Tunnel Rats Ch 3 continued by Bob Baynes
Tunnel Rats Ch3 (cont’d)
……. Slithering along on my stomach in the pitch black. I hear my own heart beating. Hot, humid, foetid air is like liquid. Ears straining for the sound of another human being, survival instincts not wanting to hear that sound; they will be hostile. Stink of mud contaminated by human waste; I am not the first down here. Small pistol on my back holds 6 rounds; if I have to use it, 5 for them and one saved for me. The bitter taste of bile brought on by fear welling up in my dry mouth.
The tunnel map etched on my brain, for what it was worth; everything probably changed. The tunnel, sloping down is a mass of puddles. Their plan is to flood this area from above and drown anyone who shouldn’t be here – me! The tunnel will be left to dry out and the remains of my body removed. Thank God, now a flat bit, then gently climbing again. I fight the urge to hurry, forcing my body against its will to rush headlong to the safety of the high ground. Slowly, slowly, catchee monkey. And this is just the start, other diabolical horrors lie ahead.

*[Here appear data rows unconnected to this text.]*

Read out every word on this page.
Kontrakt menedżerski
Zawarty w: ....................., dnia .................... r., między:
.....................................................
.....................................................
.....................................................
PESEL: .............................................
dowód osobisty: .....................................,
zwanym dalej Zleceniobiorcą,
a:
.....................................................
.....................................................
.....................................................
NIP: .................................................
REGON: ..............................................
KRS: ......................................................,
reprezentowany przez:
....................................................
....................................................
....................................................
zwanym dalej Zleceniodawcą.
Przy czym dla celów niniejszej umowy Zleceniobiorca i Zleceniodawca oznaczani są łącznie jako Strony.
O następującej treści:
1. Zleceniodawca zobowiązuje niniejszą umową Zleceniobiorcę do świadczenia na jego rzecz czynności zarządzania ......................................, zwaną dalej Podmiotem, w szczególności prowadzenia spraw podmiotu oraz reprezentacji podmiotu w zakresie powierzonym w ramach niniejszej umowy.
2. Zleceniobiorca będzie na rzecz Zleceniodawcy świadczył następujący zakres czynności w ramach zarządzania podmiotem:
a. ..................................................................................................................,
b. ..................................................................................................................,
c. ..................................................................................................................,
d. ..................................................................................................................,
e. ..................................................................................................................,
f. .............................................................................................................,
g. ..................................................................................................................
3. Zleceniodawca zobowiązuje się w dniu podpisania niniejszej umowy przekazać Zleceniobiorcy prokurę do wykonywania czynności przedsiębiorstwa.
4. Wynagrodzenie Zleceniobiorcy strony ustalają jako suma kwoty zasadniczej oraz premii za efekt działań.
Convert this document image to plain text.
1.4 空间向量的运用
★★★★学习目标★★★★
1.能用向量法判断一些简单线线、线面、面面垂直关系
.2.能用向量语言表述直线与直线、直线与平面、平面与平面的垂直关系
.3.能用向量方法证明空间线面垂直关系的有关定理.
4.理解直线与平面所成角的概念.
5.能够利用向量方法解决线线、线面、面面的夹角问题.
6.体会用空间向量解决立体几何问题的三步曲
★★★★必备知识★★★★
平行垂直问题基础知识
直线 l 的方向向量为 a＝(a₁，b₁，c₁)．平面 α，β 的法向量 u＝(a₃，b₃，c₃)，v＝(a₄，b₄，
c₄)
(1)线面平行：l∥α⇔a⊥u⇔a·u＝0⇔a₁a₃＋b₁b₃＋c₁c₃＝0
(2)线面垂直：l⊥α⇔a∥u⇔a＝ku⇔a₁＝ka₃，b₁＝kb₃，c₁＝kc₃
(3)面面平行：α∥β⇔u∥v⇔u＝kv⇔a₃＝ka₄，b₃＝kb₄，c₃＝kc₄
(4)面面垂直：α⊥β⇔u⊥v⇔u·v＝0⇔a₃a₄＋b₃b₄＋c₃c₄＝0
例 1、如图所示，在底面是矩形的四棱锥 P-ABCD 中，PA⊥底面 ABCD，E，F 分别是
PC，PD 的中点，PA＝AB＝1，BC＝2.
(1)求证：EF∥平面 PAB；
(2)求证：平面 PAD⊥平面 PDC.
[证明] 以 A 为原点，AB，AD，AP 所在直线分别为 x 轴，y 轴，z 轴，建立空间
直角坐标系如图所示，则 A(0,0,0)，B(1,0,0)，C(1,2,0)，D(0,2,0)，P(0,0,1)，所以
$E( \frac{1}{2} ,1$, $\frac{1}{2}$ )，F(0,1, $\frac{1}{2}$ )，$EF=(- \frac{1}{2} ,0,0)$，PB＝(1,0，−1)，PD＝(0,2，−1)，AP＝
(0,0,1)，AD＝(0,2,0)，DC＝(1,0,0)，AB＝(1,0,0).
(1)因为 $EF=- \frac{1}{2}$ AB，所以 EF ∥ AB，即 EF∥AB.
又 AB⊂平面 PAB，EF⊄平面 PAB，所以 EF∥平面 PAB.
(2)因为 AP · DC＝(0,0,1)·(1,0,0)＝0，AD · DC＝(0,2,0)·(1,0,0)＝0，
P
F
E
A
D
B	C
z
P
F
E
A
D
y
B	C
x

The tunnel flattens out. Safe? – I think not! I try to separate out the stink of the mud for any other give-away odours; I know what I’m looking for, and dread finding it. Sure enough it’s here, a mousy smell, faintly mixed with the mud – danger close. I freeze, hold my noisy breath, nose sniffing silently and ears straining for additional clues over the loud beating of my heart; for fucks sake heart, be quiet. Then I hear it, a faint hiss, a faint slithering. Was it free or tethered? Dare I show a light? No, kill the snake in the dark; showing a light invites a bullet in my head from any silent watchers. I ease my snake stick forward, the wire noose open. Slowly, oh so slowly. I feel the slight tremor in the stick, I must get it first time. I snap the noose shut just enough to hold the snake. It thrashes angrily, got it in one, lucky. I pull the noose closed, severing, I hope, the snake’s head. If I’ve got the wrong end it will come for me in its death throes. I wait. No sounds, no vibration. What was it, probably a viper, academic, forget it, job done, move on.
Map accurate so far. Edge forward even more gingerly, sweeping the tunnel in front of me, incredibly delicately, with my fingertips which are now super sensitive. This is the stuff of recurring nightmares – if you live long enough to have any. Slither, feel ahead, move another six inches, feel again. Yes, here it is, a slender vertical stick bang in the centre of the path. With infinite care and barely discernible movement, I slip my hand higher up the stick. As expected, at the top is the open box jammed against the roof to keep the contents in; bravo boys, map accurate. Keeping the box pressed against the roof, I move it slowly to one side of the tunnel. Lots of hideous rustling and vibrations from the box. I jam the stick securely between the box and floor again, turn on my side, wriggle carefully past it, one false move and a cascade of venomous spiders, scorpions and any other disgusting creatures Charley had found will land all over me.
Safely past obstacle 3, now to start on the real challenges.
Jackie says: Strong writing, manages to be vivid and pacey even without visuals, and puts us into claustrophobic atmosphere of the tunnels very well. I guess Vietnam, but maybe Bob has been advising Ant and Dec in the Jungle?
Exciting, good momentum.
Simon says: This is a very strong piece of action writing, and a good example of how use of the Historic Present adds immediacy. We are with the narrator in real time. And the pacing is helped by rejecting traditional sentence structure. Verbs have their place in writing, but often doing without them can speed things up. And the fact that the tunnel in which the protagonist is advancing is ‘pitch black’ means he has to use senses other than sight – and thus neatly fulfils the demands of the brief. With very few brushstrokes, the character of the central character is established. He’s a professional soldier who knows his stuff and has been in situations of jeopardy like this before. This is demonstrated by the way he anticipates and deals with the threat from the snake. He is also expecting the scorpions. He is fearful, as anyone would be, but knows he is pitting his professional training against the wiles of the unseen enemy. Until the end, we don’t know for sure who that enemy is, or in what theatre of war the action takes place. Then, very economically, the single word ‘Charley’ suggests we’re in Vietnam. Neat.